- Microsoft guarantees 99.9% availability of Azure MFA.
- The service is considered unavailable when it is unable to receive or process verification requests for the two-step verification.
Step-by-Step Demo
Navigate to the Azure Active Directory from your Azure dashboard.
Next, click on Users.
It will show the list of all users. On top, you will see Multi-Factor Authentication. Click on that and it will open up a new window in the browser.
From the list that shows up, click on a user and enable the multi-factor authentication. Currently, the status shows as disabled.
After enabling it, you can see the status is changed to Enabled.
Back in the portal, go to the users' list and click on "Reset password". Now, we are going to see what the user will experience while signing in.
It will open up this blade. Click on Reset Password.
It will reset the password and will generate a temporary password. Copy it and keep it aside for some time.
Now, we need to log in as that user with their newly-generated password.
Login to the portal from a new private/incognito window.
The user will be prompted with this screen. Click on 'Set it up now'.
You will then be prompted to choose an authentication method. Here I have chosen an authentication phone and chosen to receive a text message. Once you are done with this, click on next.

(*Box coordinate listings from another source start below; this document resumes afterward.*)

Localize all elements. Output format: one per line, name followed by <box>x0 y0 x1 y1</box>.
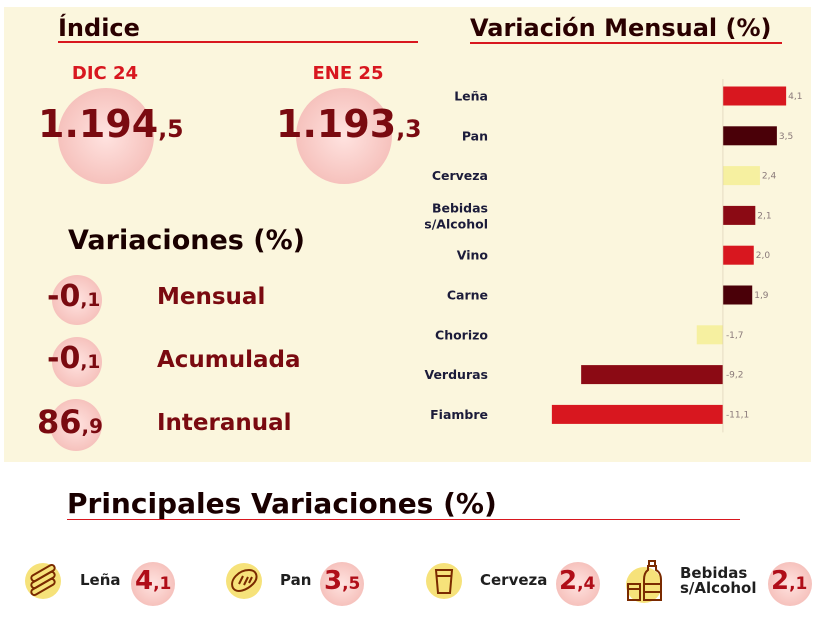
chart-category-label: Cerveza <box>432 168 488 183</box>
variation-bubble-mensual <box>52 275 102 325</box>
chart-bar <box>722 166 760 186</box>
chart-bar <box>551 404 723 424</box>
variation-bar-chart: Leña 4,1 Pan 3,5 Cerveza 2,4 Bebidas s/Alcohol 2… <box>424 79 802 433</box>
period-bubble-dic <box>58 88 154 184</box>
principal-label-pan: Pan <box>280 571 312 589</box>
variaciones-title: Variaciones (%) <box>68 225 305 256</box>
variation-value-interanual: 86,9 <box>37 403 103 441</box>
period-bubble-ene <box>296 88 392 184</box>
chart-bar <box>722 86 787 106</box>
variation-bubble-acumulada <box>52 337 102 387</box>
principal-label-lena: Leña <box>80 571 121 589</box>
principal-label-cerveza: Cerveza <box>480 571 548 589</box>
variation-label-mensual: Mensual <box>157 284 266 310</box>
variation-label-acumulada: Acumulada <box>157 347 301 373</box>
chart-value-label: 2,1 <box>757 211 771 221</box>
chart-title: Variación Mensual (%) <box>470 14 772 42</box>
chart-category-label: Carne <box>447 288 488 303</box>
principal-value-lena: 4,1 <box>135 566 172 596</box>
chart-category-label: Leña <box>454 89 488 104</box>
variation-bubble-interanual <box>50 399 102 451</box>
index-value-dic: 1.194,5 <box>38 102 184 146</box>
principal-value-pan: 3,5 <box>324 566 361 596</box>
principal-value-cerveza: 2,4 <box>559 566 596 596</box>
indice-title-rule <box>58 41 418 43</box>
principal-bubble-cerveza <box>556 562 600 606</box>
soft-drinks-icon <box>626 560 662 603</box>
chart-bar <box>696 325 723 345</box>
chart-value-label: -9,2 <box>726 371 744 381</box>
chart-value-label: 1,9 <box>754 291 769 301</box>
chart-bar <box>722 285 753 305</box>
chart-category-label: Fiambre <box>430 407 488 422</box>
chart-title-rule <box>470 42 782 44</box>
chart-category-label: Pan <box>462 128 488 143</box>
chart-value-label: -11,1 <box>726 410 749 420</box>
principal-bubble-pan <box>320 562 364 606</box>
bread-icon <box>226 563 262 599</box>
beer-glass-icon <box>426 563 462 599</box>
chart-bar <box>581 365 723 385</box>
principal-bubble-bebidas <box>768 562 812 606</box>
chart-value-label: 3,5 <box>779 132 793 142</box>
principal-bubble-lena <box>131 562 175 606</box>
chart-value-label: 4,1 <box>788 92 802 102</box>
chart-bar <box>722 126 777 146</box>
variation-value-acumulada: -0,1 <box>47 341 101 376</box>
chart-value-label: 2,0 <box>756 251 771 261</box>
principales-title: Principales Variaciones (%) <box>67 487 497 520</box>
principales-title-rule <box>67 519 740 520</box>
chart-value-label: -1,7 <box>726 331 744 341</box>
indice-title: Índice <box>58 14 140 42</box>
period-label-ene: ENE 25 <box>312 63 384 84</box>
principal-value-bebidas: 2,1 <box>771 566 808 596</box>
variation-label-interanual: Interanual <box>157 410 292 436</box>
chart-category-label: Vino <box>457 248 489 263</box>
firewood-icon <box>25 563 61 599</box>
variation-value-mensual: -0,1 <box>47 279 101 314</box>
index-value-ene: 1.193,3 <box>276 102 422 146</box>
chart-category-label: Bebidas s/Alcohol <box>424 200 488 231</box>
chart-bar <box>722 245 754 265</box>
chart-bar <box>722 205 756 225</box>
chart-value-label: 2,4 <box>762 172 777 182</box>
chart-category-label: Verduras <box>424 367 488 382</box>
summary-panel <box>4 7 811 462</box>
chart-category-label: Chorizo <box>435 327 488 342</box>
period-label-dic: DIC 24 <box>71 63 139 84</box>
principal-label-bebidas: Bebidas s/Alcohol <box>680 564 757 597</box>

Once you receive the code, enter it and click on verify.
Next the user will be given a generated password for existing applications. Click on Done.
You will be asked to change your password since Azure knows that your Admin has changed your password. Create a new password and click on sign in.
The user will be then logged into their Azure account.
Back in the MFA page, you can see that the status would now show 'Enforced', meaning that the user has now changed the password. Next, click on service settings to explore some basic settings.
Here you will be able to change the general service settings.
Hence, this is how we can establish the multi-factor authentication in Azure Active Directory.